According to a Page One Post piece, the EPA, which just announced relatively loose mercury rules, cold-shouldered a study that showed stricter rules would have been far more beneficial than the agency’s estimates. Though the study was funded by the EPA and peer-reviewed, it somehow never made it into the agency’s public analyses.

Still filing from outside Kyrgyzstan, the papers say protests against bogus elections are gaining momentum and now reportedly have the support of the police in Kyrgyzstan’s second-largest city. “It looks more and more like a revolution,” said one local election observer.

Everybody mentions Israel announcing that it’s giving Palestinian forces control of Tulkarm, a town near the Green Line that long been a center for militants. Israel also said it’s expanding the largest settlement in the West Bank, adding 3,500 homes, a move that seems to violate the U.S. “roadmap.”

Seven Iraqis were killed—four women and three children—by a roadside bomb southeast of Baghdad. The military also announced that one Marine was killed Sunday and one yesterday.

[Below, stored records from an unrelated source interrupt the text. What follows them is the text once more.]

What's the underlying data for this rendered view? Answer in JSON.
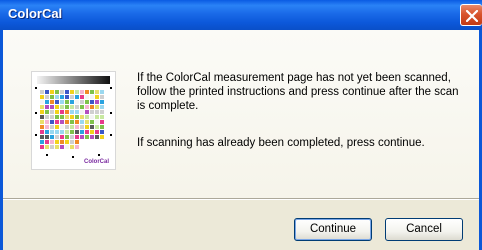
{
  "window": {
    "title": "ColorCal",
    "close_icon": "close-icon"
  },
  "content": {
    "image_icon": "colorcal-measurement-page-thumbnail",
    "image_label": "ColorCal",
    "message_1": "If the ColorCal measurement page has not yet been scanned, follow the printed instructions and press continue after the scan is complete.",
    "message_2": "If scanning has already been completed, press continue."
  },
  "buttons": {
    "continue_label": "Continue",
    "cancel_label": "Cancel"
  },
  "colors": {
    "titlebar": "#0a5be3",
    "close_button": "#d9542c",
    "dialog_bg": "#ece9d8",
    "thumbnail_logo": "#7a2aa0"
  }
}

USAT fronts the Army, hurting for soldiers, raising the maximum age for National Guard and Reserve recruits from 34 to 39. USAT quotes one analyst saying the old (younger) max was antiquated, created for a time when hand-to-hand combat was still a top consideration.  

The WP fronts Chief Justice Rehnquist’s return to the bench, looking far more engaged than he did during President Bush’s swear-in. 

The papers go inside with another instance of the government’s enthusiastic wielding of whiteout. After being harassed by Sen. Carl Levin, the administration released some previously heavily censored Gitmo documents, showing that visiting FBI agents considered some interrogations to be not just abusive but resulting in information that was “suspect at best.” That quote, among others, had been redacted in the version of the docs given to the ACLU last year. “As I suspected,” said Levin, “the previously withheld information had nothing to do with protecting intelligence sources or methods, and everything to do with protecting [the Defense Department] from embarrassment.”

The Journal, following a recent piece in Slate,looks at the administration’s penchant for withholding information that’s not classified but still deemed “sensitive.” Take the testimony of a FAA official at the 9/11 hearings last year. Among the comments the official uttered and later blacked-out by our ever vigilant government: “We are hearing this, this, this, this and this.”